Paul Anley, CEO of Pharma Dynamics says it throws open the door for a greater demand for generic medicines in SA, and will also improve the viability of retail pharmacies and secure access to medicine in more remote areas.

“The fee structure provides a higher mark-up on less expensive medication, which will incentivise pharmacists to substitute with a generic equivalent, which is in the patient’s best interest.

“Similar models are commonplace in both Europe and North America where incentive schemes are used to encourage pharmacists to choose cost effective generic medication. This results in far higher market share for generics against their originator equivalents, and in doing so also saves the state billions in healthcare spend.”

Anley estimates that in SA by using generics consumers are saving in excess of R2-billion annually and that the more aggressive use of generics could double that figure.

“While the dispensing fee on more expensive products is no longer capped – but instead has been increased according to the tiered system – it makes it more viable for pharmacists to be in business both in terms of their professional fee for pharmacists and return on capital for holding the medication in stock.
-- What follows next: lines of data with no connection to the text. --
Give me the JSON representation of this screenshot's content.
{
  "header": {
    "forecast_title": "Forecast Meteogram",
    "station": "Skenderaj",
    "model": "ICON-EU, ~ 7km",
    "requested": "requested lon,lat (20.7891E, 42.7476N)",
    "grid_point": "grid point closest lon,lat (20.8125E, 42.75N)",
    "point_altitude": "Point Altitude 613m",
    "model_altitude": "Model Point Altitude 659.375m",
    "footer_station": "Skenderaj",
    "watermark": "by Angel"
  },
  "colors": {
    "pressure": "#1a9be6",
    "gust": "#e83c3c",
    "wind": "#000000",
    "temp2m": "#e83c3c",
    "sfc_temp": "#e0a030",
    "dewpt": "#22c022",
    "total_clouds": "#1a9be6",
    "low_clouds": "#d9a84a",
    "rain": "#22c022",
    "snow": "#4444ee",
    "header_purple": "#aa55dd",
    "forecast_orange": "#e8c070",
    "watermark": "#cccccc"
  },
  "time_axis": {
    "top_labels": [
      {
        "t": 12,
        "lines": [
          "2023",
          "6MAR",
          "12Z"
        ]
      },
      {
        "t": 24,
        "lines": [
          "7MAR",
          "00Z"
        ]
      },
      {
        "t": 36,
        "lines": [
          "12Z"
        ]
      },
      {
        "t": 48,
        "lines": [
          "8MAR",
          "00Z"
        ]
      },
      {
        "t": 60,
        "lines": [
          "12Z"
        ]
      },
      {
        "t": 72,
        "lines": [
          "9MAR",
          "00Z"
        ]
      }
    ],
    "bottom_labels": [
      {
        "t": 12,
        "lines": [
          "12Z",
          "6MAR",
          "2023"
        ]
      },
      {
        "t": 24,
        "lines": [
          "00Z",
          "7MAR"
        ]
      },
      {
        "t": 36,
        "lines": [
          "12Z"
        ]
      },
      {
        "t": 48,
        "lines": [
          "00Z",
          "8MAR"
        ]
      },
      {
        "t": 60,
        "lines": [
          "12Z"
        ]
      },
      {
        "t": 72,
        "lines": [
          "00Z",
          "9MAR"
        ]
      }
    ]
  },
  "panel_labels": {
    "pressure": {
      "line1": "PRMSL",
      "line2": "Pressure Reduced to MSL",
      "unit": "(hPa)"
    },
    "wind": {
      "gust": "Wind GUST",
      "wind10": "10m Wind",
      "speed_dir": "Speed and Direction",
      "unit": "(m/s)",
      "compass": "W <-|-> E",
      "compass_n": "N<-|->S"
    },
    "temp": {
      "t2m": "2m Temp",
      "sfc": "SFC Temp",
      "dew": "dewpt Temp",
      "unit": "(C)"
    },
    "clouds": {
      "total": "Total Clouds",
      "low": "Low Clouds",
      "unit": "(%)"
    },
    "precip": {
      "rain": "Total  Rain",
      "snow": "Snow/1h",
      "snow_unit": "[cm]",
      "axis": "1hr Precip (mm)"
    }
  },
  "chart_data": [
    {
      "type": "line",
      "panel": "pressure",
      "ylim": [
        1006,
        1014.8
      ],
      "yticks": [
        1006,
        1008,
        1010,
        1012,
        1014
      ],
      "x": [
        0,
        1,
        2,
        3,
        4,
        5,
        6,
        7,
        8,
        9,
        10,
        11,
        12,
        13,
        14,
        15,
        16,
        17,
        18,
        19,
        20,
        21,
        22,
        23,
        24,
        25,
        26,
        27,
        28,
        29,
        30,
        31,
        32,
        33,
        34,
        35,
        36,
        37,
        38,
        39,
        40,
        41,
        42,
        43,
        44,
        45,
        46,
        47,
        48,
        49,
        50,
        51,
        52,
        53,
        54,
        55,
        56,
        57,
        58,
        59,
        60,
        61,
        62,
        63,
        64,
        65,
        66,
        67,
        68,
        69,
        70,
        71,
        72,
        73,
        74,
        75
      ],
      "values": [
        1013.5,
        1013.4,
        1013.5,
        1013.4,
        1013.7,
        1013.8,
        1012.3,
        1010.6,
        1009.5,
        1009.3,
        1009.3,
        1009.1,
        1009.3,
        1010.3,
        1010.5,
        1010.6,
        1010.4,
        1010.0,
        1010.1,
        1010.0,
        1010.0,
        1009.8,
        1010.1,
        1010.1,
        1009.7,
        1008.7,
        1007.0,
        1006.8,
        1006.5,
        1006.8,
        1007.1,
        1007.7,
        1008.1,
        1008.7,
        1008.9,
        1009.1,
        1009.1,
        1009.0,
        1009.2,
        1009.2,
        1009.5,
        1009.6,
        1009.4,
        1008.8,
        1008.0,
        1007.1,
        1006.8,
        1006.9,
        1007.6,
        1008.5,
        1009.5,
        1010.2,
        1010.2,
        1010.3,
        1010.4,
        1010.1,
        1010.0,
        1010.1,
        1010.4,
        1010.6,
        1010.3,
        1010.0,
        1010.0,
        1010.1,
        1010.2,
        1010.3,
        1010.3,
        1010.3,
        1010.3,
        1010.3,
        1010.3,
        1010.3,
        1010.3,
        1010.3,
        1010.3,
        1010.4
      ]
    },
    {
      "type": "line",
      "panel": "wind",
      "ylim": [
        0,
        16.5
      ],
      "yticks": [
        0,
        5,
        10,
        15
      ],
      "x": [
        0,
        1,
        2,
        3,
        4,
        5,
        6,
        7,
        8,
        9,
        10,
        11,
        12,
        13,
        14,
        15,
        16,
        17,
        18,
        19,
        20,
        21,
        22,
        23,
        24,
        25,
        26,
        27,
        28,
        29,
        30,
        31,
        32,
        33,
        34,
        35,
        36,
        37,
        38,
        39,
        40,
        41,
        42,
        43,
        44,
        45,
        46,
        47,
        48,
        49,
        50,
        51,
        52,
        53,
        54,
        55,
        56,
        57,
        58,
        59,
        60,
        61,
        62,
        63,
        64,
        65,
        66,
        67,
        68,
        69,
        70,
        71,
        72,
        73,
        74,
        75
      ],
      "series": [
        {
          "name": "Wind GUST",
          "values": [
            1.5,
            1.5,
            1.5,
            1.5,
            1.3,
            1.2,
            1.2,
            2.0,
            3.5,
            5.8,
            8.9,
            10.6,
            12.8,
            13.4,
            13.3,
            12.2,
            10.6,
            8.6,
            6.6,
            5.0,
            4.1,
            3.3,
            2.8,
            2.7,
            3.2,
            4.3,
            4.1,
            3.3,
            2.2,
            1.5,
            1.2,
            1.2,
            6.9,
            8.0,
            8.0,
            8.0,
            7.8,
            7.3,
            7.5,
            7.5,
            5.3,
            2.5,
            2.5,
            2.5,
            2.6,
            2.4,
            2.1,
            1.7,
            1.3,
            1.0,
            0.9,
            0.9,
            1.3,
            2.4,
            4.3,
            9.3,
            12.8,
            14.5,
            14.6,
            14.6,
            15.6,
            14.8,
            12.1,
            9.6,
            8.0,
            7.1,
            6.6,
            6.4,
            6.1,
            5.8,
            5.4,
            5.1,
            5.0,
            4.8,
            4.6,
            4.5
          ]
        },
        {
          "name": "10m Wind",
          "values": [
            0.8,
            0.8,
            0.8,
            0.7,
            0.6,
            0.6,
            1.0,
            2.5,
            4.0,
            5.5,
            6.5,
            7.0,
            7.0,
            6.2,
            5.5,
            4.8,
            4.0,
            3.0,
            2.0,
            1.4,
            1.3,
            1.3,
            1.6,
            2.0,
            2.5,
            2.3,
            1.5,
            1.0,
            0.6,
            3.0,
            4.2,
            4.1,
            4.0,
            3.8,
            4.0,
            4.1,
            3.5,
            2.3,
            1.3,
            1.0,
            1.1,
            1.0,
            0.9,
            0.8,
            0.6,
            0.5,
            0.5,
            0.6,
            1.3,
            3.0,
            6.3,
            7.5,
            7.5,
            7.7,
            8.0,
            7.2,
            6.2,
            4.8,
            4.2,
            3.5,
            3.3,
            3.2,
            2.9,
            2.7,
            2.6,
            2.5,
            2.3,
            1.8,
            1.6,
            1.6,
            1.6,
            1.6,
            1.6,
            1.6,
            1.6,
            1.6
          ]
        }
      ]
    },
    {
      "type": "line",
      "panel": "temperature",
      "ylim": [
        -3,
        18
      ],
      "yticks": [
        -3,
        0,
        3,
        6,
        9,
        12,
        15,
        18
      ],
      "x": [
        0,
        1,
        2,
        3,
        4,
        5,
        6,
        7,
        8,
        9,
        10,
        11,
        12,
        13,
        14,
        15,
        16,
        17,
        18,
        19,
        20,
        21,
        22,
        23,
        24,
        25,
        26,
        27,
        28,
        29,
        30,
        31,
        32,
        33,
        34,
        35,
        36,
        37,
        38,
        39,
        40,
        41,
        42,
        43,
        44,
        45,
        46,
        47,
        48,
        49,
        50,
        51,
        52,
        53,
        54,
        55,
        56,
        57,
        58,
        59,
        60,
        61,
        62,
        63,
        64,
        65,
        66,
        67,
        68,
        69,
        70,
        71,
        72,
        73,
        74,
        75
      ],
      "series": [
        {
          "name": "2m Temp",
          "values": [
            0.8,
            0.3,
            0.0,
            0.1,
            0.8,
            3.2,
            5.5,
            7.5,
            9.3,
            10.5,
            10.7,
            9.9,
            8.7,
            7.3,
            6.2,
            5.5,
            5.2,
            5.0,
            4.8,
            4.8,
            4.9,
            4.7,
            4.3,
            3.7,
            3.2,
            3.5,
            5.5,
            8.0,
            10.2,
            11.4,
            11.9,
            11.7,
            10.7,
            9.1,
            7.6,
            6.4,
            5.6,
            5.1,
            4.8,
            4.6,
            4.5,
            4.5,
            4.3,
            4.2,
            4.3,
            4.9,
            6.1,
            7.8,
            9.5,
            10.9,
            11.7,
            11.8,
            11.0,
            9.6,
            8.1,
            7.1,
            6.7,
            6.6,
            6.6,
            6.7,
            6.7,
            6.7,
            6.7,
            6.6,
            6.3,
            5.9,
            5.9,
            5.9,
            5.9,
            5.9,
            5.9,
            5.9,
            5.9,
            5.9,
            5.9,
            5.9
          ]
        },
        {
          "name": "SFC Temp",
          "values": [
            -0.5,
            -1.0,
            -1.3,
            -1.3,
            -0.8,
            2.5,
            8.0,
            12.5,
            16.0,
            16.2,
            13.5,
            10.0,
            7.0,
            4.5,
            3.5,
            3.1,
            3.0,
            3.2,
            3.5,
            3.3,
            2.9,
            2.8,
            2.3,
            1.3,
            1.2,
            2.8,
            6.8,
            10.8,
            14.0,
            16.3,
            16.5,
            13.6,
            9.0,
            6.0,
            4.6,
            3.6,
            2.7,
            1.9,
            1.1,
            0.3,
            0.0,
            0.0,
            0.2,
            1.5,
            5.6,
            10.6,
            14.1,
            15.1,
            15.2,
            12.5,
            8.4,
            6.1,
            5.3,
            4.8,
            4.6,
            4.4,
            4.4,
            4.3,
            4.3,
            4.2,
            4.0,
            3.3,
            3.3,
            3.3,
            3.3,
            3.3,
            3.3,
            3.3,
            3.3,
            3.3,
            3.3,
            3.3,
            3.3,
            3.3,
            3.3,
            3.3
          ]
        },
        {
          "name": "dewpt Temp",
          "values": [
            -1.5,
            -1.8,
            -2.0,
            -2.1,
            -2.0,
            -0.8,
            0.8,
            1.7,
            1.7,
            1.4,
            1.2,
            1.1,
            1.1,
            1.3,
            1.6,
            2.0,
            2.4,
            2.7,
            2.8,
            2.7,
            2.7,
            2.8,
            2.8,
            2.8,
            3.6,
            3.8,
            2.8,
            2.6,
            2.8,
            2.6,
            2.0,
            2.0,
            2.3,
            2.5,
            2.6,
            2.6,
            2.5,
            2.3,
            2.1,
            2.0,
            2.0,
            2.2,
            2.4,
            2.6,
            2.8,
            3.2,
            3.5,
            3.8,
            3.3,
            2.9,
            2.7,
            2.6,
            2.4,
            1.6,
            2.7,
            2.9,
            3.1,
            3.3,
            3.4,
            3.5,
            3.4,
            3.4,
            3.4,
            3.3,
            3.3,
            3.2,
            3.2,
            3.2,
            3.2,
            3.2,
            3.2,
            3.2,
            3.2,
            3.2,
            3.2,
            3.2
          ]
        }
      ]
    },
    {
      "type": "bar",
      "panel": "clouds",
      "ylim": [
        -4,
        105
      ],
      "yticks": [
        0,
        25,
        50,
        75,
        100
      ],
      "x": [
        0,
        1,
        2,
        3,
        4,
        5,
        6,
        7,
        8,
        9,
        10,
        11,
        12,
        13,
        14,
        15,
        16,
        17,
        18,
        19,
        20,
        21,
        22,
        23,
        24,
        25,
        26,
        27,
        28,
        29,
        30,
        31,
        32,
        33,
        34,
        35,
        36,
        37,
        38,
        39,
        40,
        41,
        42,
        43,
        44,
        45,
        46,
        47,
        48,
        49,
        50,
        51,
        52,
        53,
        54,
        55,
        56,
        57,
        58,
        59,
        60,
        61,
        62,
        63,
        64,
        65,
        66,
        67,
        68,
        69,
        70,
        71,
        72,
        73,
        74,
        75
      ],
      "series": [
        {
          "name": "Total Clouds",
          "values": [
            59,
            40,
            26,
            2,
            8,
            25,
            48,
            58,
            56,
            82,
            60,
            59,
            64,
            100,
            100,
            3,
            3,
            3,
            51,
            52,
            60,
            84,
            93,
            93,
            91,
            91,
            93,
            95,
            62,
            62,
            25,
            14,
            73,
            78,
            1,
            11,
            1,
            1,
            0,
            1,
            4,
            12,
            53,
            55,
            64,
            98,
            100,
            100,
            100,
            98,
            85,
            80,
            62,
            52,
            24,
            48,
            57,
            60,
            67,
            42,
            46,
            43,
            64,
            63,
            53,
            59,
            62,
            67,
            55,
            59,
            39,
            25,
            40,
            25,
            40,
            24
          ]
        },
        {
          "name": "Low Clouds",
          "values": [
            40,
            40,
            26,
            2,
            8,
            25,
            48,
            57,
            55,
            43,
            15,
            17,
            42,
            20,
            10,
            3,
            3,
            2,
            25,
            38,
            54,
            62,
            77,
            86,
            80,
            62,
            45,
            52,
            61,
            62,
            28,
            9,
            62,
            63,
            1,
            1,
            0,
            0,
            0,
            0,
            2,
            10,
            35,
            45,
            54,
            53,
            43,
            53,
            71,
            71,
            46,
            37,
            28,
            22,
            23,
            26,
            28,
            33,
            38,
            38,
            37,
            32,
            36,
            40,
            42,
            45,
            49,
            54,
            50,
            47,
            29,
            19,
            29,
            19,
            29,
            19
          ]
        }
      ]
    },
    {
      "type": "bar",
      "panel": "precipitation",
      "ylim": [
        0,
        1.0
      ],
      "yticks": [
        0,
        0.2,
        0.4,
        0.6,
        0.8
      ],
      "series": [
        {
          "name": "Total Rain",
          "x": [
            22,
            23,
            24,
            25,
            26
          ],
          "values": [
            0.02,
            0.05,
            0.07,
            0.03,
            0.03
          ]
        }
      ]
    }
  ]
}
“It is important to note that the regulations stipulate the maximum dispensing fee that can be charged by a pharmacist. Individual pharmacists may continue to adopt their own fee structures as long as they don’t charge more than that which has been specified in the bill.

“By law, pharmacies are now also required to display the dispensing fees which they have adopted, to ensure patients are fully informed. This will encourage healthy competition among retail pharmacies and consumers will be the ultimate winners.”

Anley notes that many medical aids have adopted reimbursement policies based on the existing dispensing fees, with the result that patients will be asked by pharmacists to pay the difference between the old and new fees.

“It is always important to ensure patients benefit the most and in the wake of the changes, we are calling on medical aids to review their reimbursement policies and reference pricing with the new dispensing fees in mind,” he says.